In terms of pleasure reading, there’s A Certain Hunger, and a book I’ve been meaning to read about Simon and Kirby’s romance comics. Love & Other Disasters, by Anita Kelly, is another great one. I started reading a lot more romance novels over the past couple of years. I read them in the evenings, and stopped watching so much TV. It’s very relaxing.
One of the things I love about the romance genre is how quick the uptake is. Romance writers write a lot, and many of them are self-published or e-published. Their books come out more rapidly than traditional publishing, so they’ll quickly [incorporate] new trends, information, and events into their stories. I learned what Twitch was vis-a-vis a gamer-based romance novel. I had to see it played out in fiction, then finally was like, “Oh, okay. Now I get it.”
Favorite TV shows?
During the earlier part of the pandemic, I tried to find a lot of shows that my family could watch together.

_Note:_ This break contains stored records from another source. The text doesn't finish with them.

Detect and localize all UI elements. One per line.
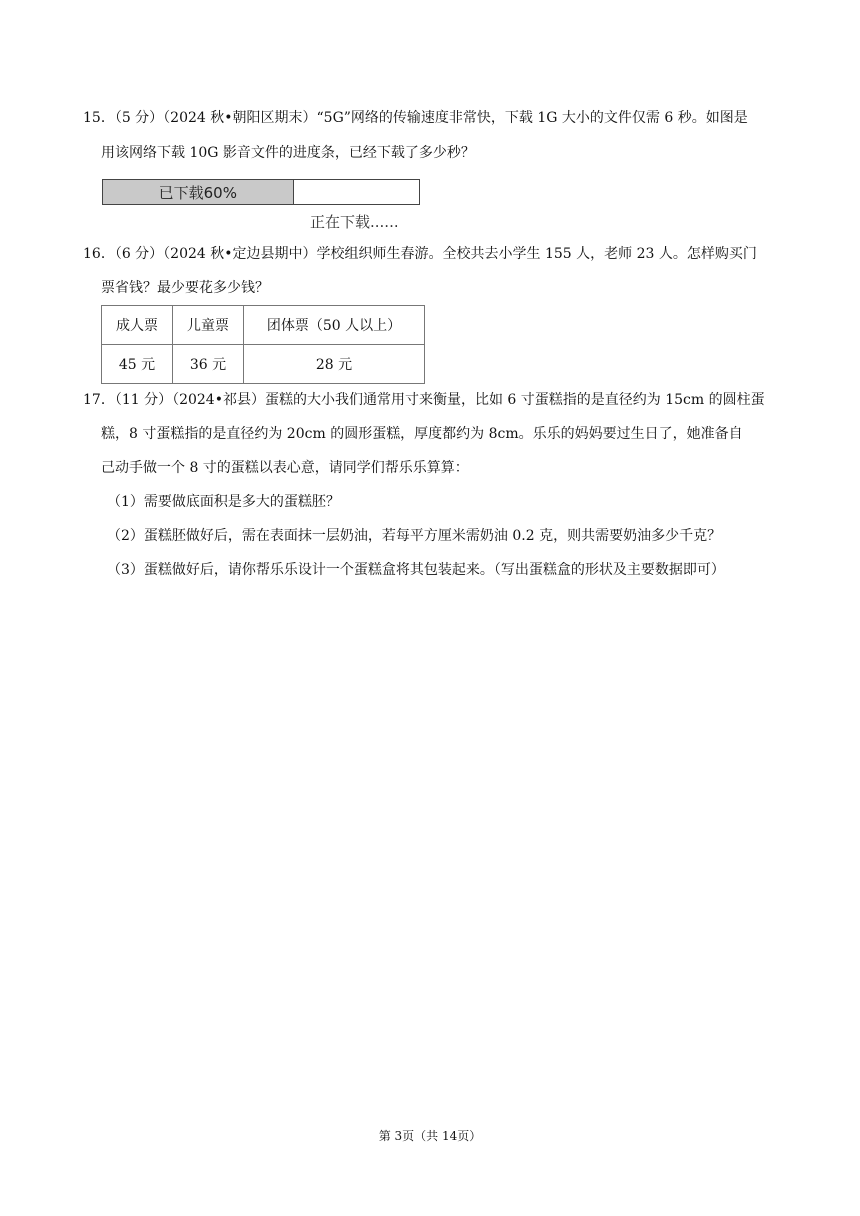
- header-child-ticket: 儿童票: [173, 306, 244, 345]
- header-adult-ticket: 成人票: [102, 306, 173, 345]
- q16-line-2: 票省钱？最少要花多少钱？: [101, 280, 269, 296]
- table-row: [102, 306, 425, 345]
- header-group-ticket: 团体票（50 人以上）: [244, 306, 425, 345]
- ticket-price-table: [101, 305, 425, 384]
- q16-line-1: 16．（6 分）（2024 秋•定边县期中）学校组织师生春游。全校共去小学生 155 人，老师 23 人。怎样购买门: [83, 246, 757, 262]
- q15-line-2: 用该网络下载 10G 影音文件的进度条，已经下载了多少秒？: [101, 145, 475, 161]
- progress-label: 已下载60%: [158, 183, 237, 202]
- download-progress-bar: [102, 179, 420, 205]
- price-adult: 45 元: [102, 345, 173, 384]
- progress-status-text: 正在下载......: [310, 213, 399, 231]
- price-group: 28 元: [244, 345, 425, 384]
- price-child: 36 元: [173, 345, 244, 384]
- q17-sub-2: （2）蛋糕胚做好后，需在表面抹一层奶油，若每平方厘米需奶油 0.2 克，则共需要奶油多少千克？: [107, 528, 722, 544]
- q17-line-3: 己动手做一个 8 寸的蛋糕以表心意，请同学们帮乐乐算算：: [101, 460, 469, 476]
- page-footer: 第 3页（共 14页）: [378, 1129, 482, 1143]
- q17-line-2: 糕，8 寸蛋糕指的是直径约为 20cm 的圆形蛋糕，厚度都约为 8cm。乐乐的妈妈要过生日了，她准备自: [101, 426, 743, 442]
- q17-line-1: 17．（11 分）（2024•祁县）蛋糕的大小我们通常用寸来衡量，比如 6 寸蛋糕指的是直径约为 15cm 的圆柱蛋: [83, 392, 765, 408]
- q15-line-1: 15．（5 分）（2024 秋•朝阳区期末）“5G”网络的传输速度非常快，下载 1G 大小的文件仅需 6 秒。如图是: [83, 110, 748, 126]
- table-row: [102, 345, 425, 384]
- q17-sub-3: （3）蛋糕做好后，请你帮乐乐设计一个蛋糕盒将其包装起来。（写出蛋糕盒的形状及主要数据即可）: [107, 562, 725, 578]
- q17-sub-1: （1）需要做底面积是多大的蛋糕胚？: [107, 494, 340, 510]
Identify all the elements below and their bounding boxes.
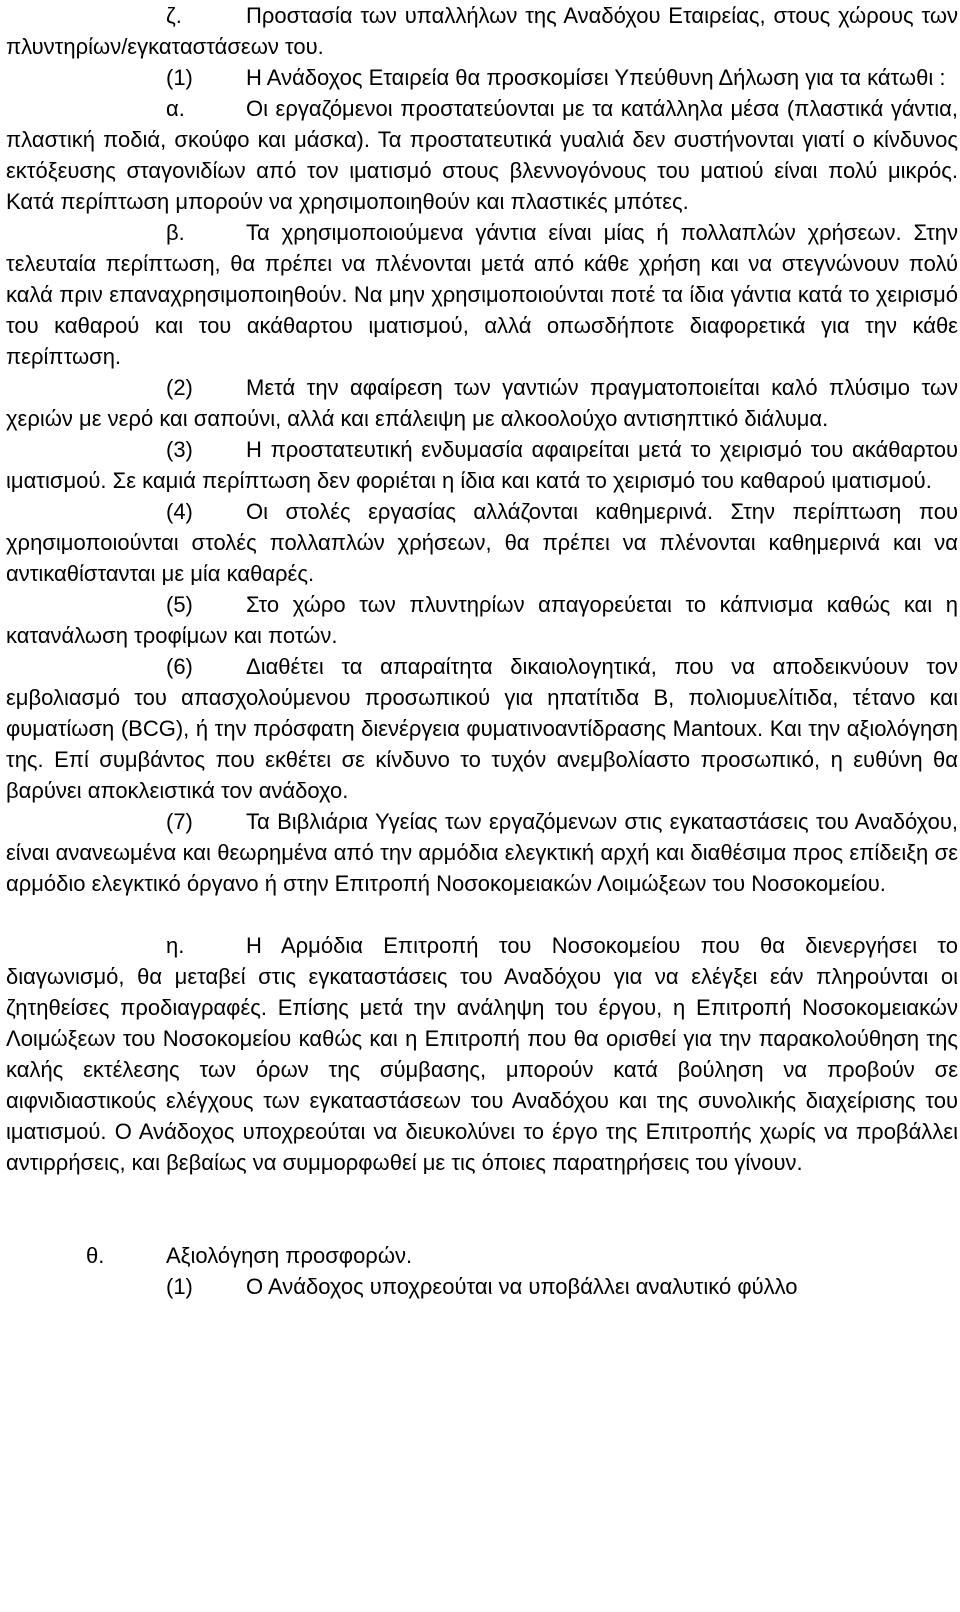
z-item-1-text: Η Ανάδοχος Εταιρεία θα προσκομίσει Υπεύθυνη Δήλωση για τα κάτωθι : (246, 65, 946, 90)
z-item-b-text: Τα χρησιμοποιούμενα γάντια είναι μίας ή πολλαπλών χρήσεων. Στην τελευταία περίπτωση, θα πρέπει να πλένονται μετά από κάθε χρήση και να στεγνώνουν πολύ καλά πριν επαναχρησιμοποιηθούν. Να μην χρησιμοποιούνται ποτέ τα ίδια γάντια κατά το χειρισμό του καθαρού και του ακάθαρτου ιματισμού, αλλά οπωσδήποτε διαφορετικά για την κάθε περίπτωση. (6, 220, 958, 369)
th-item-1-text: Ο Ανάδοχος υποχρεούται να υποβάλλει αναλυτικό φύλλο (246, 1274, 798, 1299)
section-th-heading (6, 1240, 958, 1271)
z-item-5-label: (5) (166, 592, 193, 617)
z-item-5-paragraph (6, 589, 958, 651)
z-item-1-label: (1) (166, 65, 193, 90)
document-page (6, 0, 958, 1302)
z-item-b-label: β. (166, 220, 185, 245)
section-z-paragraph (6, 0, 958, 62)
th-item-1-paragraph (6, 1271, 958, 1302)
z-item-3-paragraph (6, 434, 958, 496)
z-item-a-label: α. (166, 96, 185, 121)
z-item-3-label: (3) (166, 437, 193, 462)
z-item-6-label: (6) (166, 654, 193, 679)
z-item-4-text: Οι στολές εργασίας αλλάζονται καθημερινά. Στην περίπτωση που χρησιμοποιούνται στολές πολλαπλών χρήσεων, θα πρέπει να πλένονται καθημερινά και να αντικαθίστανται με μία καθαρές. (6, 499, 958, 586)
section-th-text: Αξιολόγηση προσφορών. (166, 1243, 413, 1268)
z-item-1-paragraph (6, 62, 958, 93)
section-h-text: Η Αρμόδια Επιτροπή του Νοσοκομείου που θα διενεργήσει το διαγωνισμό, θα μεταβεί στις εγκαταστάσεις του Αναδόχου για να ελέγξει εάν πληρούνται οι ζητηθείσες προδιαγραφές. Επίσης μετά την ανάληψη του έργου, η Επιτροπή Νοσοκομειακών Λοιμώξεων του Νοσοκομείου καθώς και η Επιτροπή που θα ορισθεί για την παρακολούθηση της καλής εκτέλεσης των όρων της σύμβασης, μπορούν κατά βούληση να προβούν σε αιφνιδιαστικούς ελέγχους των εγκαταστάσεων του Αναδόχου και της συνολικής διαχείρισης του ιματισμού. Ο Ανάδοχος υποχρεούται να διευκολύνει το έργο της Επιτροπής χωρίς να προβάλλει αντιρρήσεις, και βεβαίως να συμμορφωθεί με τις όποιες παρατηρήσεις του γίνουν. (6, 933, 958, 1175)
z-item-2-text: Μετά την αφαίρεση των γαντιών πραγματοποιείται καλό πλύσιμο των χεριών με νερό και σαπούνι, αλλά και επάλειψη με αλκοολούχο αντισηπτικό διάλυμα. (6, 375, 958, 431)
z-item-6-text: Διαθέτει τα απαραίτητα δικαιολογητικά, που να αποδεικνύουν τον εμβολιασμό του απασχολούμενου προσωπικού για ηπατίτιδα Β, πολιομυελίτιδα, τέτανο και φυματίωση (BCG), ή την πρόσφατη διενέργεια φυματινοαντίδρασης Mantoux. Και την αξιολόγηση της. Επί συμβάντος που εκθέτει σε κίνδυνο το τυχόν ανεμβολίαστο προσωπικό, η ευθύνη θα βαρύνει αποκλειστικά τον ανάδοχο. (6, 654, 958, 803)
section-th-label: θ. (86, 1243, 105, 1268)
z-item-4-paragraph (6, 496, 958, 589)
section-z-text: Προστασία των υπαλλήλων της Αναδόχου Εταιρείας, στους χώρους των πλυντηρίων/εγκαταστάσεων του. (6, 3, 958, 59)
z-item-4-label: (4) (166, 499, 193, 524)
z-item-b-paragraph (6, 217, 958, 372)
section-h-paragraph (6, 930, 958, 1178)
th-item-1-label: (1) (166, 1274, 193, 1299)
z-item-7-text: Τα Βιβλιάρια Υγείας των εργαζόμενων στις εγκαταστάσεις του Αναδόχου, είναι ανανεωμένα και θεωρημένα από την αρμόδια ελεγκτική αρχή και διαθέσιμα προς επίδειξη σε αρμόδιο ελεγκτικό όργανο ή στην Επιτροπή Νοσοκομειακών Λοιμώξεων του Νοσοκομείου. (6, 809, 958, 896)
z-item-6-paragraph (6, 651, 958, 806)
z-item-7-paragraph (6, 806, 958, 899)
z-item-a-paragraph (6, 93, 958, 217)
z-item-2-paragraph (6, 372, 958, 434)
z-item-2-label: (2) (166, 375, 193, 400)
section-z-label: ζ. (166, 3, 182, 28)
z-item-3-text: Η προστατευτική ενδυμασία αφαιρείται μετά το χειρισμό του ακάθαρτου ιματισμού. Σε καμιά περίπτωση δεν φοριέται η ίδια και κατά το χειρισμό του καθαρού ιματισμού. (6, 437, 958, 493)
z-item-7-label: (7) (166, 809, 193, 834)
z-item-a-text: Οι εργαζόμενοι προστατεύονται με τα κατάλληλα μέσα (πλαστικά γάντια, πλαστική ποδιά, σκούφο και μάσκα). Τα προστατευτικά γυαλιά δεν συστήνονται γιατί ο κίνδυνος εκτόξευσης σταγονιδίων από τον ιματισμό στους βλεννογόνους του ματιού είναι πολύ μικρός. Κατά περίπτωση μπορούν να χρησιμοποιηθούν και πλαστικές μπότες. (6, 96, 958, 214)
section-h-label: η. (166, 933, 185, 958)
z-item-5-text: Στο χώρο των πλυντηρίων απαγορεύεται το κάπνισμα καθώς και η κατανάλωση τροφίμων και ποτών. (6, 592, 958, 648)
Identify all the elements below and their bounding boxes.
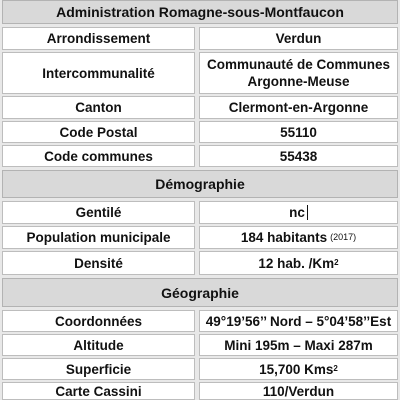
row-label: Intercommunalité [2, 52, 195, 94]
value-text: nc [289, 205, 305, 220]
table-row [2, 27, 398, 50]
row-label: Carte Cassini [2, 382, 195, 400]
row-label: Coordonnées [2, 310, 195, 332]
row-value: 49°19’56’’ Nord – 5°04’58’’Est [199, 310, 398, 332]
table-row [2, 121, 398, 143]
text-cursor-icon [307, 205, 308, 220]
row-value: 55438 [199, 145, 398, 167]
section-header-demographie: Démographie [2, 170, 398, 198]
table-row [2, 310, 398, 332]
row-label: Canton [2, 96, 195, 119]
row-label: Gentilé [2, 201, 195, 224]
row-value [199, 201, 398, 224]
row-value: Verdun [199, 27, 398, 50]
row-label: Arrondissement [2, 27, 195, 50]
section-header-geographie: Géographie [2, 278, 398, 307]
row-label: Altitude [2, 334, 195, 356]
row-value [199, 226, 398, 249]
row-value: 12 hab. /Km 2 [199, 251, 398, 275]
value-line: Communauté de Communes [206, 57, 391, 72]
table-row [2, 96, 398, 119]
table-row [2, 201, 398, 224]
row-value: 15,700 Kms 2 [199, 358, 398, 380]
row-label: Code Postal [2, 121, 195, 143]
table-row [2, 334, 398, 356]
table-title: Administration Romagne-sous-Montfaucon [2, 0, 398, 24]
row-label: Population municipale [2, 226, 195, 249]
table-row [2, 52, 398, 94]
row-label: Code communes [2, 145, 195, 167]
table-row [2, 226, 398, 249]
row-label: Densité [2, 251, 195, 275]
value-text: 15,700 Kms [259, 361, 334, 377]
row-label: Superficie [2, 358, 195, 380]
table-row [2, 251, 398, 275]
value-text: 184 habitants [240, 230, 328, 245]
year-note: (2017) [330, 232, 357, 242]
row-value: Mini 195m – Maxi 287m [199, 334, 398, 356]
value-text: 12 hab. /Km [258, 255, 335, 271]
row-value: Clermont-en-Argonne [199, 96, 398, 119]
value-line: Argonne-Meuse [247, 74, 350, 89]
table-row [2, 358, 398, 380]
table-row [2, 382, 398, 400]
table-row [2, 145, 398, 167]
row-value [199, 52, 398, 94]
row-value: 110/Verdun [199, 382, 398, 400]
row-value: 55110 [199, 121, 398, 143]
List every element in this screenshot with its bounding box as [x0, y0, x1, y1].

It was hard to find something that everyone liked; most shows ended up being workplace comedies. We watched The Office, Brooklyn Nine-Nine, Schitt’s Creek, and Parks and Recreation, and then, we kind of ran out of them. We recently tried Abbott Elementary, but after the first couple of episodes, we weren’t really feeling it. I’m sure somebody will say, “Oh, you have to see at least seven episodes before you get into it!” Maybe we’ll come back to it. It would be fun to have another family show.
Now, each person in our family has their own media diet—and I’ve gotten a lot of story ideas from my kids. I wrote a piece in November 2020 about Discord and teens, and how, during the pandemic, the platform became an important gathering place for a lot of them. That was totally from my 14-year-old, who got on Discord before I did and created a Dungeons and Dragons group there.
Any guilty pleasures?
I know other people have said this before, but I try not to think of things as guilty pleasures. That’s something that people talk about a lot with respect to romance novels, actually. I feel like it diminishes it as a genre, and diminishes your enjoyment of it. Especially in this moment, people should take their pleasures where they can—and not feel bad about them.